Under the new Medicare law, HSAs, which allow individuals to save funds tax-free for future medical expenses, are available to members of health plans that have a deductible higher than $1,000 for individuals and $2,000 for families. Employees, employers or both can contribute annually as much as a combined $2,600 for individuals and $5,150 for families for HSAs (California Healthline, 3/31).
In 2005, Kaiser plans to offer HSAs to about 25% of 8.3 million members. Wells Fargo will administer the HSAs. Kaiser officials hope that the high-deductible health plans, which the company began to offer last year, in combination with HSAs will attract new members who previously could not afford health insurance. According to the Journal, high-deductible health plans are "much less expensive" than the more comprehensive coverage offered by most HMOs.

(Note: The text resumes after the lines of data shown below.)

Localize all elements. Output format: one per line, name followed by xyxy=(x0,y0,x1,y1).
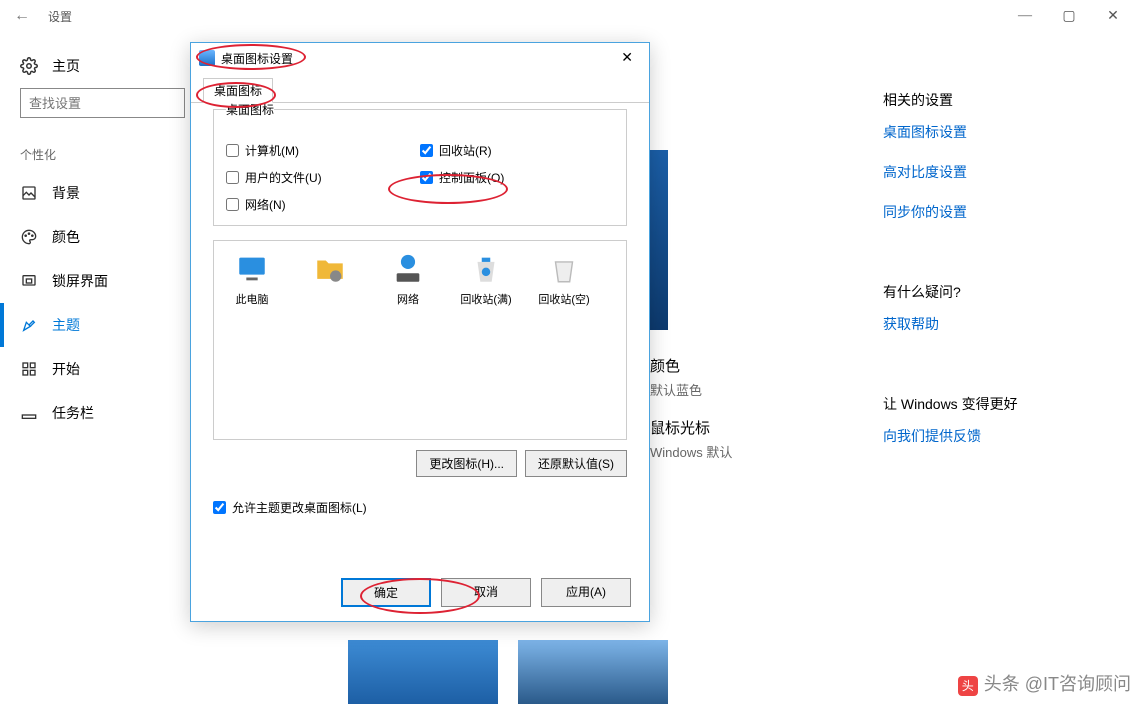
icon-this-pc[interactable]: 此电脑 xyxy=(224,251,280,307)
link-get-help[interactable]: 获取帮助 xyxy=(883,314,1113,334)
window-title: 设置 xyxy=(48,8,72,25)
sidebar-item-label: 锁屏界面 xyxy=(52,271,108,291)
change-icon-button[interactable]: 更改图标(H)... xyxy=(416,450,517,477)
taskbar-icon xyxy=(20,404,38,422)
window-titlebar: ← 设置 — ▢ ✕ xyxy=(0,0,1143,32)
sidebar-item-lockscreen[interactable]: 锁屏界面 xyxy=(20,259,200,303)
apply-button[interactable]: 应用(A) xyxy=(541,578,631,607)
link-high-contrast[interactable]: 高对比度设置 xyxy=(883,162,1113,182)
sidebar-item-label: 开始 xyxy=(52,359,80,379)
desktop-icons-dialog: 桌面图标设置 ✕ 桌面图标 桌面图标 计算机(M) 用户的文件(U) 网络(N)… xyxy=(190,42,650,622)
sidebar-item-label: 背景 xyxy=(52,183,80,203)
color-heading: 颜色 xyxy=(650,355,732,376)
check-userfiles[interactable]: 用户的文件(U) xyxy=(226,169,420,186)
sidebar-item-label: 任务栏 xyxy=(52,403,94,423)
icon-recycle-empty[interactable]: 回收站(空) xyxy=(536,251,592,307)
lockscreen-icon xyxy=(20,272,38,290)
dialog-tabbar: 桌面图标 xyxy=(191,77,649,103)
sidebar-section-label: 个性化 xyxy=(20,146,200,163)
ok-button[interactable]: 确定 xyxy=(341,578,431,607)
theme-info: 颜色 默认蓝色 鼠标光标 Windows 默认 xyxy=(650,355,732,479)
help-heading: 有什么疑问? xyxy=(883,282,1113,302)
check-controlpanel[interactable]: 控制面板(O) xyxy=(420,169,614,186)
tab-desktop-icons[interactable]: 桌面图标 xyxy=(203,78,273,103)
color-value: 默认蓝色 xyxy=(650,380,732,399)
check-allow-theme[interactable]: 允许主题更改桌面图标(L) xyxy=(213,499,627,516)
minimize-button[interactable]: — xyxy=(1003,0,1047,32)
sidebar-item-background[interactable]: 背景 xyxy=(20,171,200,215)
palette-icon xyxy=(20,228,38,246)
check-computer[interactable]: 计算机(M) xyxy=(226,142,420,159)
related-heading: 相关的设置 xyxy=(883,90,1113,110)
start-icon xyxy=(20,360,38,378)
cursor-value: Windows 默认 xyxy=(650,442,732,461)
recyclebin-empty-icon xyxy=(546,251,582,287)
sidebar-home-label: 主页 xyxy=(52,56,80,76)
sidebar-home[interactable]: 主页 xyxy=(20,56,200,76)
search-input[interactable] xyxy=(20,88,185,118)
dialog-close-button[interactable]: ✕ xyxy=(613,46,641,71)
restore-defaults-button[interactable]: 还原默认值(S) xyxy=(525,450,627,477)
link-feedback[interactable]: 向我们提供反馈 xyxy=(883,426,1113,446)
icon-preview-list: 此电脑 网络 回收站(满) 回收站(空) xyxy=(213,240,627,440)
theme-thumbnails xyxy=(348,640,668,704)
check-recyclebin[interactable]: 回收站(R) xyxy=(420,142,614,159)
network-icon xyxy=(390,251,426,287)
cancel-button[interactable]: 取消 xyxy=(441,578,531,607)
folder-user-icon xyxy=(312,251,348,287)
sidebar-item-themes[interactable]: 主题 xyxy=(20,303,200,347)
dialog-titlebar: 桌面图标设置 ✕ xyxy=(191,43,649,73)
icon-network[interactable]: 网络 xyxy=(380,251,436,307)
link-desktop-icons[interactable]: 桌面图标设置 xyxy=(883,122,1113,142)
theme-icon xyxy=(20,316,38,334)
picture-icon xyxy=(20,184,38,202)
dialog-title: 桌面图标设置 xyxy=(221,50,293,67)
cursor-heading: 鼠标光标 xyxy=(650,417,732,438)
theme-preview-strip xyxy=(650,150,668,330)
feedback-heading: 让 Windows 变得更好 xyxy=(883,394,1113,414)
maximize-button[interactable]: ▢ xyxy=(1047,0,1091,32)
watermark: 头头条 @IT咨询顾问 xyxy=(958,670,1131,696)
sidebar-item-label: 主题 xyxy=(52,315,80,335)
check-network[interactable]: 网络(N) xyxy=(226,196,420,213)
monitor-icon xyxy=(234,251,270,287)
link-sync[interactable]: 同步你的设置 xyxy=(883,202,1113,222)
dialog-icon xyxy=(199,50,215,66)
sidebar-item-label: 颜色 xyxy=(52,227,80,247)
icon-recycle-full[interactable]: 回收站(满) xyxy=(458,251,514,307)
back-button[interactable]: ← xyxy=(8,7,36,25)
theme-thumb-1[interactable] xyxy=(348,640,498,704)
related-settings-panel: 相关的设置 桌面图标设置 高对比度设置 同步你的设置 有什么疑问? 获取帮助 让… xyxy=(883,90,1143,466)
theme-thumb-2[interactable] xyxy=(518,640,668,704)
recyclebin-full-icon xyxy=(468,251,504,287)
sidebar-item-taskbar[interactable]: 任务栏 xyxy=(20,391,200,435)
sidebar-item-start[interactable]: 开始 xyxy=(20,347,200,391)
icon-user-folder[interactable] xyxy=(302,251,358,291)
close-button[interactable]: ✕ xyxy=(1091,0,1135,32)
sidebar-item-colors[interactable]: 颜色 xyxy=(20,215,200,259)
settings-sidebar: 主页 个性化 背景 颜色 锁屏界面 主题 开始 任务栏 xyxy=(0,40,200,435)
group-label: 桌面图标 xyxy=(226,101,274,118)
gear-icon xyxy=(20,57,38,75)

The decision to offer HSAs "flies in the face of Kaiser's 60-year-old culture, which has relied on physicians' decisions rather than members' financial incentives to direct care and control costs," according to the Journal.
Kaiser Senior Vice President of Products and Marketing Arthur Southam said, "This is a very hard change for Kaiser to have that broad discussion about how the evolution of our products portfolio fits into our core values." He added, "If all we offer at Kaiser is comprehensive coverage, then all of the sick people go to Kaiser and everyone else goes to the other plans" (Wall Street Journal, 11/15).